Purpose : The parasympathetic component of the facial nucleus, the superior salivatory nucleus (SSN) mediates choroidal blood flow (ChBF) increases via the pterygopalatine ganglion (PPG) in rats. We have reported that baroreceptive portions of the nucleus of tractus solitarius (NTS) mediate nitric-oxide vasodilation of the choroid in rats. We have identified pontine raphe serotonergic (5HT) cell group (PPR, B3) that also projects to SSN. PPR includes several regions of the hind brain: raphe magnus, raphe pallidus, parapyramidal region, lateral paragigantocellular and gigantocellular reticular alpha. These neurons play a role in the sympathetic control of blood pressure by innervating the pre-ganglionic neurons in the spinal cord. Therefore, we sought to determine their influence on choroidal blood flow, since during times of low blood pressure, the ChBF remains at a constant baseline flow rate, which provides a consistant diffusion gradiant for the outer retina.

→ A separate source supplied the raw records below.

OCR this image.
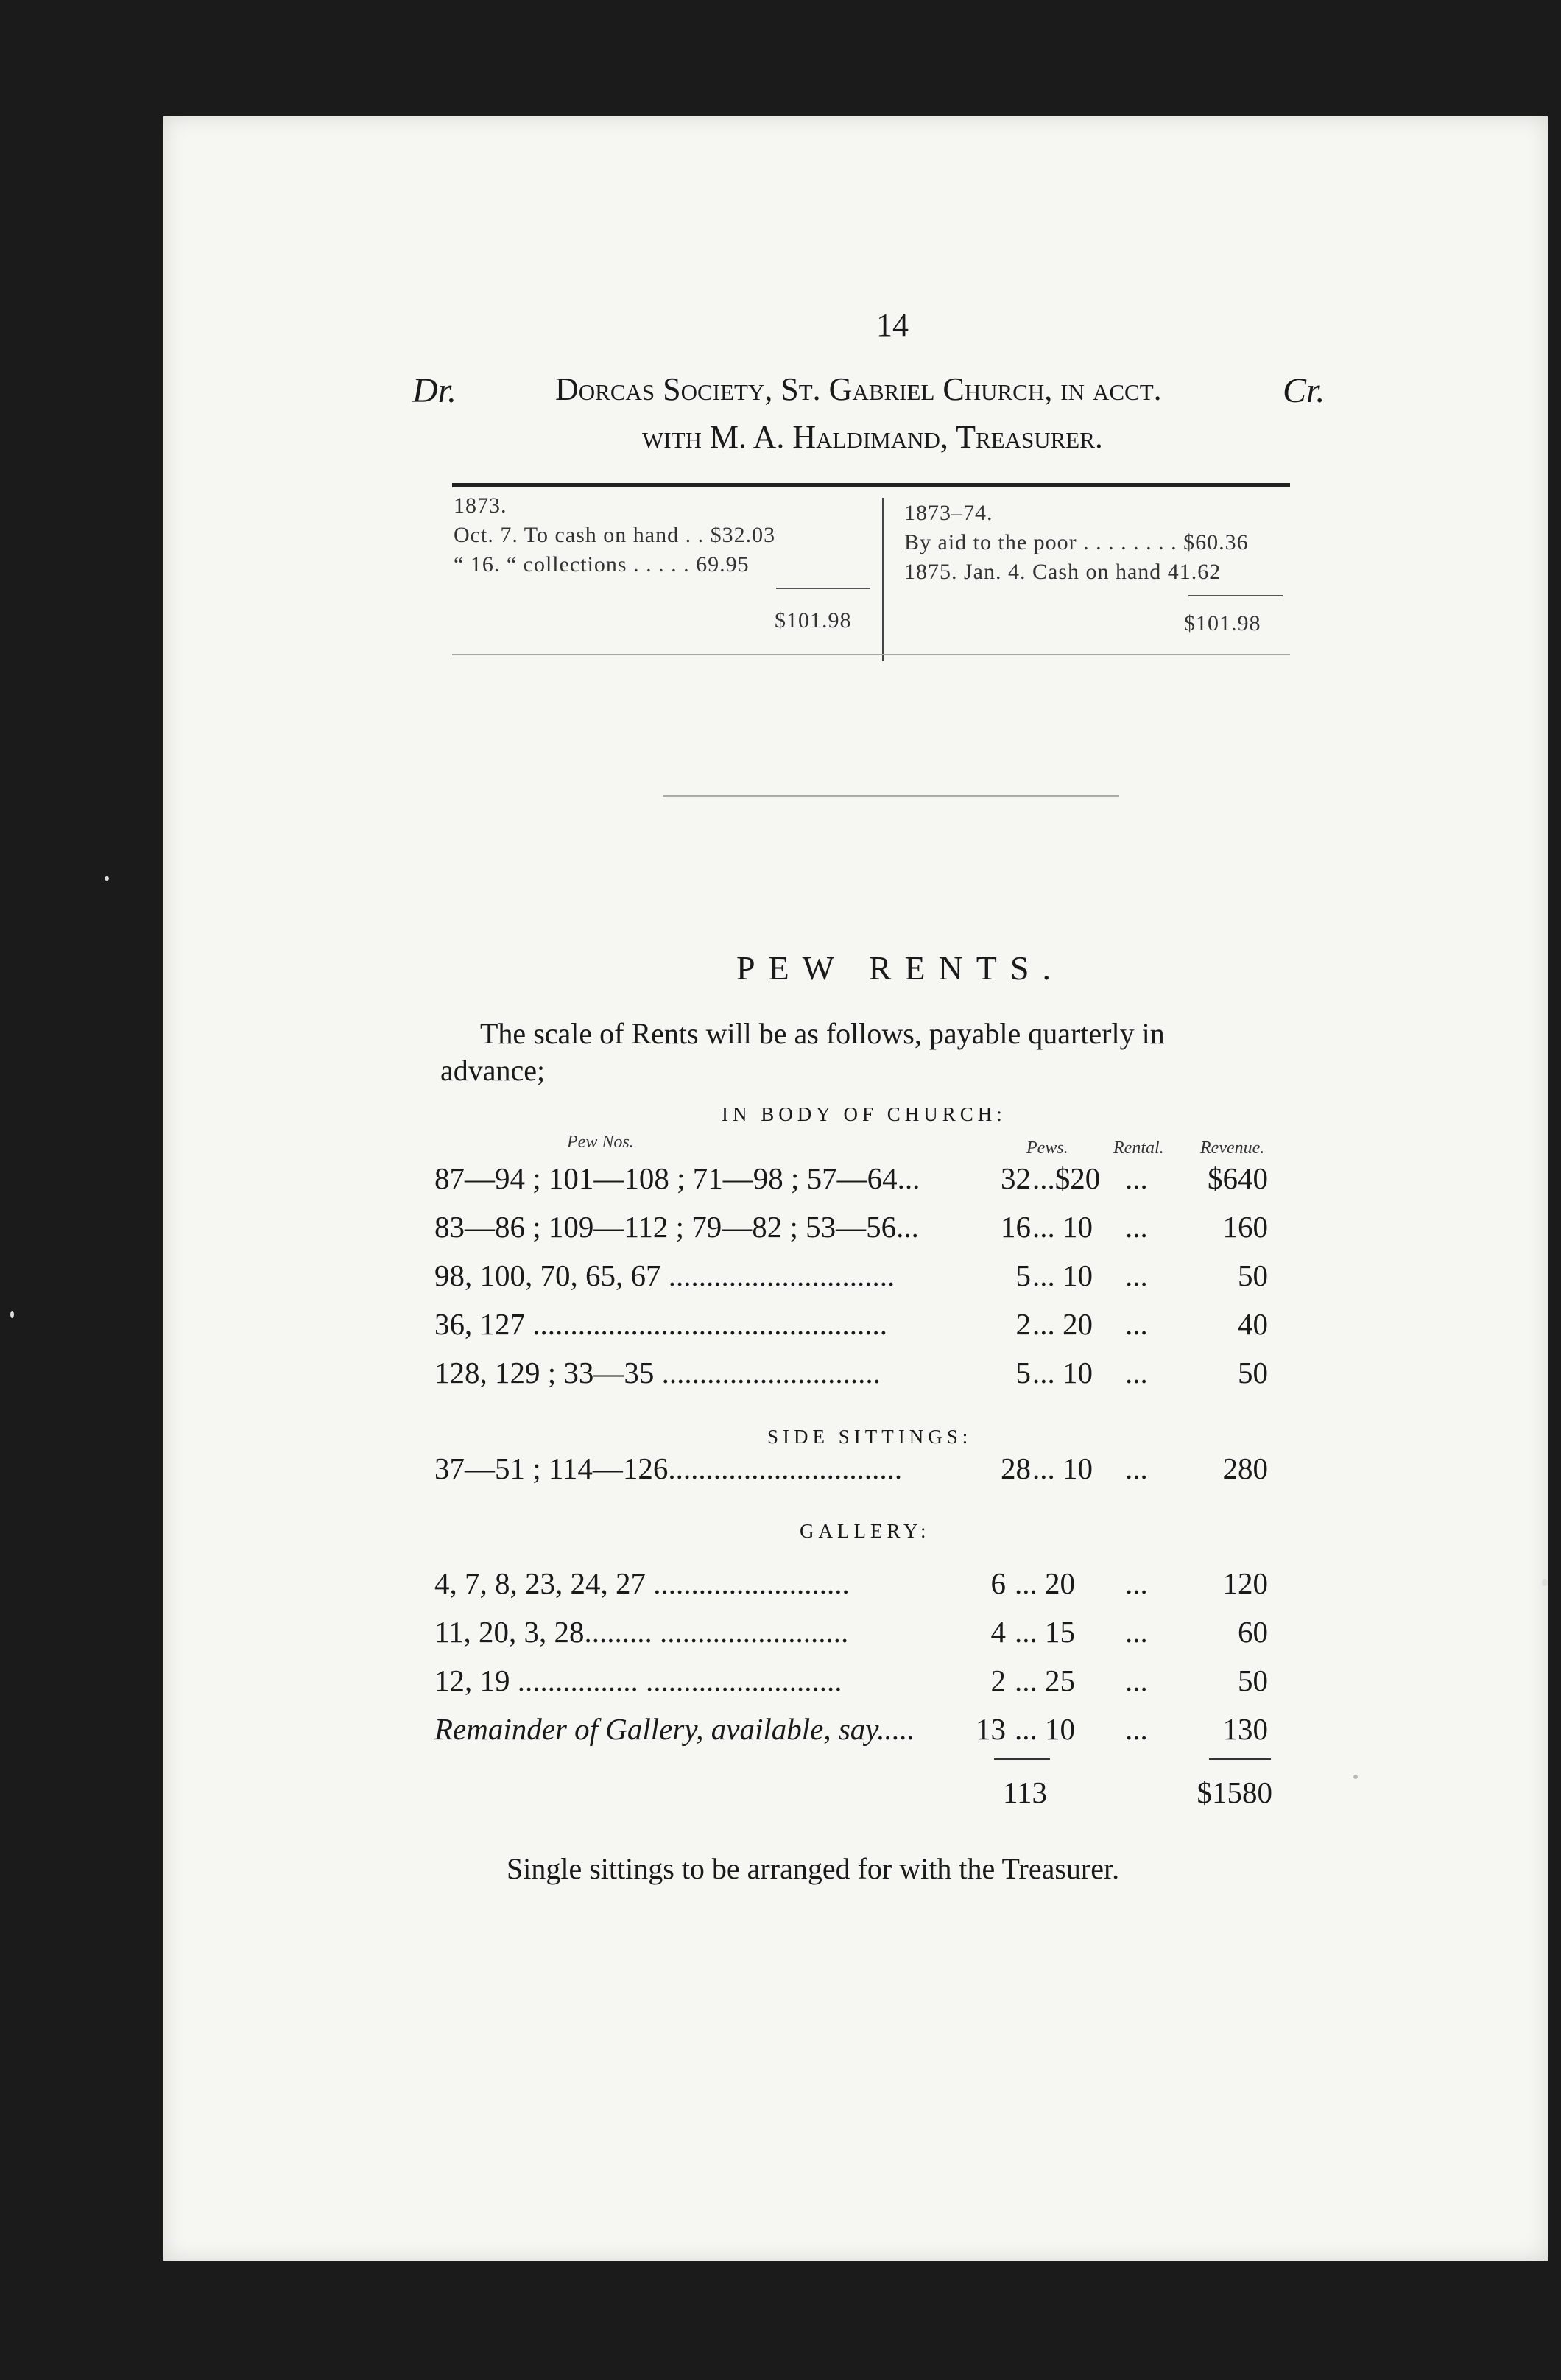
14
Dr.	Dorcas Society, St. Gabriel Church, in acct.	Cr.
with M. A. Haldimand, Treasurer.
1873.
Oct. 7. To cash on hand . . $32.03
“ 16. “ collections . . . . . 69.95
$101.98
1873–74.
By aid to the poor . . . . . . . . $60.36
1875. Jan. 4. Cash on hand 41.62
$101.98
PEW RENTS.
The scale of Rents will be as follows, payable quarterly in
advance;
IN BODY OF CHURCH:
Pew Nos.	Pews.	Rental. Revenue.
87—94 ; 101—108 ; 71—98 ; 57—64...	32 ...$20 ...	$640
83—86 ; 109—112 ; 79—82 ; 53—56...	16 ... 10 ...	160
98, 100, 70, 65, 67 ..............................	5 ... 10 ...	50
36, 127 ...............................................	2 ... 20 ...	40
128, 129 ; 33—35 .............................	5 ... 10 ...	50
SIDE SITTINGS:
37—51 ; 114—126...............................	28 ... 10 ...	280
GALLERY:
4, 7, 8, 23, 24, 27 ..........................	6 ... 20 ...	120
11, 20, 3, 28......... .........................	4 ... 15 ...	60
12, 19 ................ ..........................	2 ... 25 ...	50
Remainder of Gallery, available, say.....	13 ... 10 ...	130
113	$1580
Single sittings to be arranged for with the Treasurer.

Methods : Physiological studies of the ChBF vasodilatory response to PPR electrical stimulation were conducted using laser Doppler flowmetry with and without IV administration of a 5HT antagonist, ritanserin. In addition, the nitrergic system was investigated using LNAME or NPA as pharmacological blockers. Single and double label immunocytochemical data using combinations of antibodies to: 5HT, nitric oxide synthase, or 5HT2A (5HT receptor) were used to characterize the SSN and PPR relationship.

Results : Up to 70% of the PPR-mediated vasodilation was initially blocked with 0.1mg ritanserin administered IV. In some animals the PPR response began to recover after 30 minutes. While the PPR-mediated vasodilation was only initially blocked 30% with LNAME or NPA. Systemic blood pressure was not affected with PPR stimulation. Confirmation of electrode location was made in PPR and serotoninergic terminals were identified on SSN neurons.

Conclusions : Choroidal blood flow increases from PPR electrical stimulation indicates these neurons are result in vasodilation of choroidal vessels. Both serotonin and nitric oxide are involved in this pathway, based on administration of antagonists and choroidal vasculature response to PPR stimulation. These data taken together suggest that the serotonergic PPR neurons are part of the central parasympathetic circuit regulating choroidal vasodilation via SSN.

This is a 2020 ARVO Annual Meeting abstract.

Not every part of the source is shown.